Of the existing three sufi or quasi-sufi orders in Jombang, that is the Qadiriyah Wa Naqsyabandiyah, the Shiddiqiyah and the Wahidiyah, the first has the large number of followers. However, there are no exact figures concerning the membership in this sufi order, although efforts were made by asking the members to renew their membership. From my interviews with some khalifa of this order, it can be assumed that the followers of Qadiriyah Wa Naqsyabandiyah in Jombang may number around thirty to forty thousand. This sufi order consists of two groups derived from the same aliran [13] (lit. stream), that is the Qadiriyah Wa Naqsyabandiyah coordinated by the Jam‘iyah Ahli Thoriqoh Al-Mu‘tabaroh Indonesia and the Qadiriyah Wa Naqsyabandiyah coordinated by the Jam‘iyah Ahli Thoriqoh Al-Mu‘tabaroh An-Nahdliyah. The tarekat coordinated by the Jam‘iyah Ahli Thoriqoh Al-Mu‘tabaroh Indonesia is centred in the easthern side of Jombang and is commonly called the Tarekat Rejoso because its centre is located in Rejoso village. The tarekat coordinated by the Jam‘iyah Ahli Thoriqoh Al-Mu‘tabaroh An-Nahdliyah is commonly known as the Tarekat Cukir or Tarekat An-Nahdliyah because its centre is located in Cukir, a village in southern Jombang[14].
Both of these aliran derive from the same source. During the first half of the 1970s, their members were followers of Kiai Musta‘in, the murshid of the Qadiriyah Wa Naqsyabandiyah. This tarekat split after Kiai Musta‘in joined the government political party, Golkar.
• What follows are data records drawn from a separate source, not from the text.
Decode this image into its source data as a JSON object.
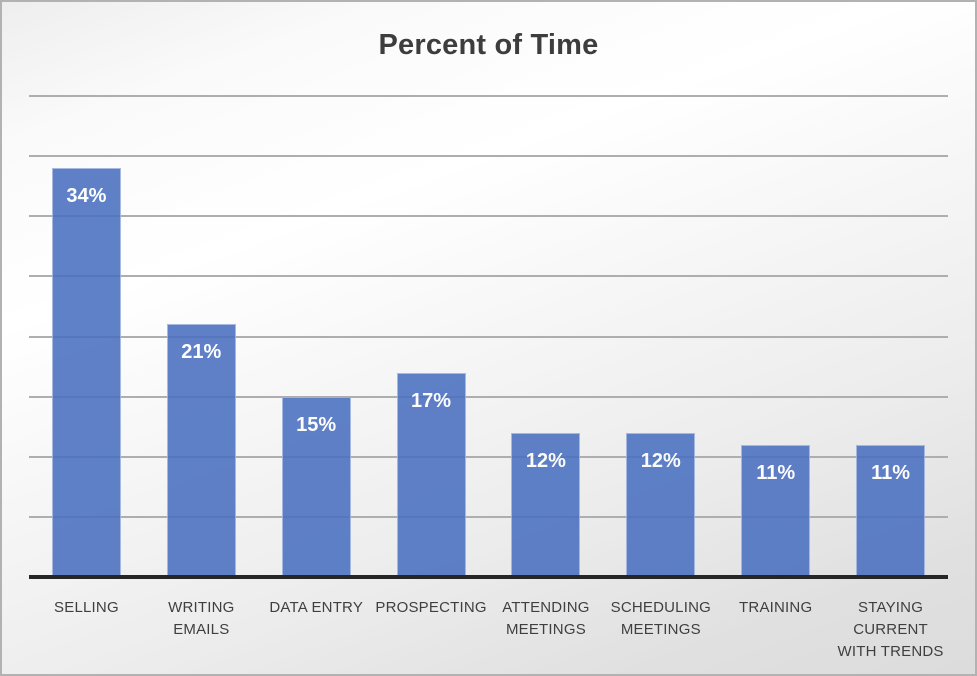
{
  "chart_data": {
    "type": "bar",
    "title": "Percent of Time",
    "categories": [
      "SELLING",
      "WRITING EMAILS",
      "DATA ENTRY",
      "PROSPECTING",
      "ATTENDING MEETINGS",
      "SCHEDULING MEETINGS",
      "TRAINING",
      "STAYING CURRENT WITH TRENDS"
    ],
    "category_label_lines": [
      [
        "SELLING"
      ],
      [
        "WRITING",
        "EMAILS"
      ],
      [
        "DATA ENTRY"
      ],
      [
        "PROSPECTING"
      ],
      [
        "ATTENDING",
        "MEETINGS"
      ],
      [
        "SCHEDULING",
        "MEETINGS"
      ],
      [
        "TRAINING"
      ],
      [
        "STAYING",
        "CURRENT",
        "WITH TRENDS"
      ]
    ],
    "values": [
      34,
      21,
      15,
      17,
      12,
      12,
      11,
      11
    ],
    "data_labels": [
      "34%",
      "21%",
      "15%",
      "17%",
      "12%",
      "12%",
      "11%",
      "11%"
    ],
    "xlabel": "",
    "ylabel": "",
    "ylim": [
      0,
      40
    ],
    "gridline_step": 5,
    "grid": true,
    "legend": false,
    "y_tick_labels_visible": false,
    "colors": {
      "bar_fill": "#4a70c0",
      "bar_border": "#9db1de",
      "gridline": "#aeaeb1",
      "axis_line": "#262626",
      "title_text": "#3d3d3d",
      "category_text": "#3f3f3f",
      "data_label_text": "#ffffff"
    }
  }
}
A significant number of followers of Kiai Musta‘in left his tarekat and organised another Qadiriyah Wa Naqsyabandiyah affiliated with the Jam‘iyah Ahli Thoriqoh Al-Mu‘tabaroh An-Nahdliyah [15]. The rest persisted in giving their allegiance to Kiai Musta‘in, who continued to lead the Tarekat Qadiriyah Wa Naqsyabandiyah. After Kiai Musta‘in died in 1984, the tarekat was led by his brother, Kiai Rifai who died in a car accident in December 1994. The tarekat has since been led by a new murshid, Kiai Dimyati, who succeeded his brother.
Similar to tarekat in other Islamic countries, members of tarekat in Java mostly come from villages. In addition, the majority of the members are mature and older Muslims. This is not only because younger Muslims are not interested in joining the tarekat, but also the NU's kiai in the past did not allow them to join this spiritual movement. This prohibition seems to have been discarded, so that the tarekat can be attended by younger Muslims as well. It is not surprising now to find Muslims as young as seventeen attending ritual activities of the tarekat.
Like the pesantren, the tarekat does not have a formal organisational relationship to NU. It is acknowledged as an NU institution because those performing the ritual practices of the tarekat are NU members, and some of the kiai managing the tarekat are also involved in the NU leadership. Any problem concerned with the tarekat is discussed in NU. NU has thus been involved in many respects in (indirectly) managing the tarekat. The formation of the Jam‘iyah Ahli Thoriqoh Al-Mu‘tabaroh An-Nahdliyah [16], for example, was decided on at an NU congress in Semarang in 1979. It was done because Kiai Musta‘in (the murshid of the Qadiriyah Wa Naqsyabandiyah and the leader of the Jam‘iyah Ahli Thoriqoh Al-Mu‘tabaroh [17] deviated from the NU's political policy by joining Golkar (at that time NU was a main component of the United Development Party, PPP).